Macalister persuaded Douglas to challenge Watts because no one else possessed the necessary credentials and popularity on the Darling Downs to defeat him.  However, Herbert had insisted that Macalister include both McLean and Watts in the ministry and Douglas therefore lost both his seat in the legislative council and his position in the ministry.[20]  Douglas then withdrew from contesting the seat of Western Downs on the understanding that he would be included in the ministry at the earliest possible opportunity.[21]  He had plenty to keep him busy while he waited for the expected vacancy for his community duties continued to be extensive, and he was actively involved with a number of Brisbane organisations.[22]
 

[1] Douglas’s manifesto, appearing in the Brisbane Courier on 26 July 1866, was the first the paper published, appearing even before the gazettal of a notice of election for his seat!  (John Douglas.  “To the Electors of the Western Downs.”  Brisbane Courier, 26 July 1866, p. 1; Brisbane Courier, 26 July 1866, p 2)
[2] Brisbane Courier, 24 July 1866, p. 2
[3] John Douglas.  “To the Electors of the Western Downs.”  Brisbane Courier, 26 July 1866, p. 1; Brisbane Courier, 26 July 1866, p 2.  In order to contest the seat, Douglas resigned his position in the legislative council, doing this on 25 July.  (Queensland Government Gazette, vol 7 no 75, 28 July 1866, p. 673)
[4] Brisbane Courier, 26 July 1866, p 2
[5] John Douglas.  “To the Electors of the Western Downs.”  Brisbane Courier, 26 July 1866, p. 1
[6] Ibid.
[7]  Wilson (1978), p. 50.  For example, only two weeks previously, the Macalister government, debating the issue of the upset price of alienated land, a measure in The Crown Lands Sale Bill, had been defeated by four votes.

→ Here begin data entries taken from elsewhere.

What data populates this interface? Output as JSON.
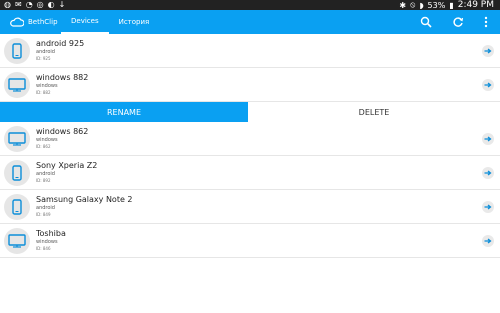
{
  "status_bar": {
    "battery": "53%",
    "time": "2:49 PM"
  },
  "app_bar": {
    "brand": "BethClip",
    "tabs": [
      {
        "label": "Devices"
      },
      {
        "label": "История"
      }
    ]
  },
  "devices": [
    {
      "name": "android 925",
      "type": "android",
      "id": "ID: 925",
      "icon": "phone-icon"
    },
    {
      "name": "windows 882",
      "type": "windows",
      "id": "ID: 882",
      "icon": "monitor-icon"
    },
    {
      "name": "windows 862",
      "type": "windows",
      "id": "ID: 862",
      "icon": "monitor-icon"
    },
    {
      "name": "Sony Xperia Z2",
      "type": "android",
      "id": "ID: 892",
      "icon": "phone-icon"
    },
    {
      "name": "Samsung Galaxy Note 2",
      "type": "android",
      "id": "ID: 849",
      "icon": "phone-icon"
    },
    {
      "name": "Toshiba",
      "type": "windows",
      "id": "ID: 846",
      "icon": "monitor-icon"
    }
  ],
  "actions": {
    "rename": "RENAME",
    "delete": "DELETE"
  },
  "colors": {
    "accent": "#0aa0f2",
    "icon_blue": "#0c8ed9"
  }
}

[8] “Toowoomba.”  Brisbane Courier, 1 August 1866, p. 3
[9] John Douglas.  “To the Electors of the Western Downs.”  Brisbane Courier, 26 July 1866, p. 1
[10] The Herbert Ministry was described as:  “that they do not, and are never likely to, possess the confidence of the country.”  (Brisbane Courier, 24 July 1866, p. 2)
[11] Brisbane Courier, 22 December 1866, p. 4
[12] Brisbane Courier, 24 July 1866, p. 2
[13] “Toowoomba.”  Brisbane Courier, 1 August 1866, p. 3.  The paper hoped that “Douglas will permit himself to be put in nomination for the Eastern Downs, where we are confident his success is a certainty.”
[14] Queenslander, 11 August 1866, p. 9; Wilson (1978), pp. 50-51
[15] See Wilson (1978), p. 45.  Macalister gained this political nickname because he was notorious as a breaker of promises.
[16] Queenslander, 11 August 1866, p. 9
[17] Ibid.
[18] Brisbane Courier, 8 August 1866, p. 3; Queenslander, 11 August 1866, p. 5; John Douglas.  “Address in Reply to Opening Speech.”  Queensland Parliamentary Debates, vol 4, 1867, p. 49
[19] John Douglas.  Western Downs Election.”  Darling Downs Gazette, 14 August 1866, p. 2.  Always the gentleman, Douglas was characteristically sanguine about the situation, remarking in a published letter to Watt’s nominator, James Taylor, that he was “most sincerely glad that a compromise has been affected.”
[20] Nevertheless, Macalister and Douglas remained political allies and shortly afterwards Douglas accompanied him to New South Wales to inspect the railway system there.  (Brisbane Courier, 22 August 1866, p. 2; Paul Wilson.  The Political Career of the Honourable Arthur Macalister, C.M.G.  BA Hons thesis, University of Queensland, 1969, p. 106)
[21] Queenslander, 17 November 1866, p. 4.  McLean remarked soon after the reconvening of parliament that because he lived in Sydney, his tenure in the ministry would be brief.
[22] These included the presidency of the Milton Mutual Improvement Association, vice-president of the Brisbane Philharmonic Society and the Caledonian Association of Queensland, a committee member of the Brisbane Diocesan Church Society, the Brisbane Hospital and Benevolent Asylum and the Brisbane Lying-in Hospital, and a warden and trustee of All Saints’ Church, Brisbane.  Douglas was also actively involved with the Freemasons, being on the executive of the Provincial Grand Masonic Lodge, Brisbane and the Scotch Constitution.  Lodge St Andrew’s no. 435, Brisbane.  For further details on these memberships, see Appendix 2.